We want to prove the sentence:

[3] $\forall x, h a s F i n a l (x) \Rightarrow\sim e a s y (x)$

To arrive at a proof by contradiction, we will resolve the knowledge base against the following negation of [3]:

$\exists x, \sim (\sim h a s F i n a l (x) \lor \sim e a s y (x))$ , which, after existential instantiation, is: $\sim (\sim h a s F i n a l (A) \lor \sim e a s y (A))$ .

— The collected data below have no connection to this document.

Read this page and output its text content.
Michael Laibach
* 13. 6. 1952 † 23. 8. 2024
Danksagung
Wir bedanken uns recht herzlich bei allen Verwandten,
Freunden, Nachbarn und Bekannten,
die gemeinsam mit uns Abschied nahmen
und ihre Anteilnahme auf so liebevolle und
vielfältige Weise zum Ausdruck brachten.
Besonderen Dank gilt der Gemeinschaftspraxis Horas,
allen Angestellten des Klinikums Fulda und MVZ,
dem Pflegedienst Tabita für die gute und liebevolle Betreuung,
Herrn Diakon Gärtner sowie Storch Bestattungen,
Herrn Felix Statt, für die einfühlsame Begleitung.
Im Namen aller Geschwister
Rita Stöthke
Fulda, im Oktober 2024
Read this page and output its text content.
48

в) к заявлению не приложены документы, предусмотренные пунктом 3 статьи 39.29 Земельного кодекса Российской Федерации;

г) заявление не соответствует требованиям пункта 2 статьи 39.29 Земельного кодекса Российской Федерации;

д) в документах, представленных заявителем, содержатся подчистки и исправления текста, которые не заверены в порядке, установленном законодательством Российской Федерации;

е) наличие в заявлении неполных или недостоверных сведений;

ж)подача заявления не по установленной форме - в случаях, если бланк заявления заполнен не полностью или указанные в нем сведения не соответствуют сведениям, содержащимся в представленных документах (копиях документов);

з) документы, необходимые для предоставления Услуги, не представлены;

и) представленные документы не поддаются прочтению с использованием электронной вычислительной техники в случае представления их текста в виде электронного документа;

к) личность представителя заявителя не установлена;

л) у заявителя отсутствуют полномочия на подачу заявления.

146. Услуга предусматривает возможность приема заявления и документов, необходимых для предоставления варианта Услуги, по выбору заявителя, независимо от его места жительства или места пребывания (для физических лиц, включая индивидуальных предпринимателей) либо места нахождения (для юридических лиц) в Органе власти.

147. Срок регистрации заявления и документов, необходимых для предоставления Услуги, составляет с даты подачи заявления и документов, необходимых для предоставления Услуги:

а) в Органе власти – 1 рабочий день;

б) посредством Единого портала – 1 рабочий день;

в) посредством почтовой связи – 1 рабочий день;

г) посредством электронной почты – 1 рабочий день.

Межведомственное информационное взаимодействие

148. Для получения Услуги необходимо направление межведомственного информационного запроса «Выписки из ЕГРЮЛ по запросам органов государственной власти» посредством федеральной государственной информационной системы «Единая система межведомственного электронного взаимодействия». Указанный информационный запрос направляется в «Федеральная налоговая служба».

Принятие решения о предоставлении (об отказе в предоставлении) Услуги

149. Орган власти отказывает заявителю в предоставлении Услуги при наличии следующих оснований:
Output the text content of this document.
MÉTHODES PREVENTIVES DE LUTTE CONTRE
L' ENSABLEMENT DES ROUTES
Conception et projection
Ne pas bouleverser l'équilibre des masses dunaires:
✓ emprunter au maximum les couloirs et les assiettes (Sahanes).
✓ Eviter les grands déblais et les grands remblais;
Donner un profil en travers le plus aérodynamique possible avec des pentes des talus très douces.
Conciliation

This may be reduced to the clauses:

[3.1]hasFinal(A)

[3.2]easy(A)

Using a Skolem function $c o u r s e T o H a p p y S t u d e n t : x ⟶ y$ , [1] can be converted to:

[1.1] $\forall x : e a s y (x) \Rightarrow h a p p y (c o u r s e T o H a p p y S t u d e n t (x))$

Eliminating the universal quantification in [1.1] and [2], we get:

[1.2] $e a s y (x 1) \Rightarrow h a p p y (c o u r s e T o H a p p y S t u d e n t (x 1))$

[2.1] $h a s F i n a l (x 2) \Rightarrow\sim h a p p y (y 1)$

Converting all of the above to clauses (disjunciton of literals), we get:

[1.3] $\sim e a s y (x 1) \lor h a p p y (c o u r s e T o H a p p y S t u d e n t (x 1))$

[2.2] $\sim h a s F i n a l (x 2) \lor \sim h a p p y (y 2)$

[3.1] hasFinal(A)

[3.2] easy(A)

Unifying and resolving [1.3] and [3.2], we derive the following sentence:

[4] happy(courseToHappyStudent(A))

Unifying and resolving [2.2] and [3.1], we derive the following sentence:

[5] $\sim h a p p y (y 2)$

When we unify and resolve [4] and [5], we arrive at an empty clause. Hence, starting from the assumption that negation of [3] is true, we have arrived at a contradiction. So, the negation of [3] should be false.

Hence, we have proved with the use of resolution that [3] is true.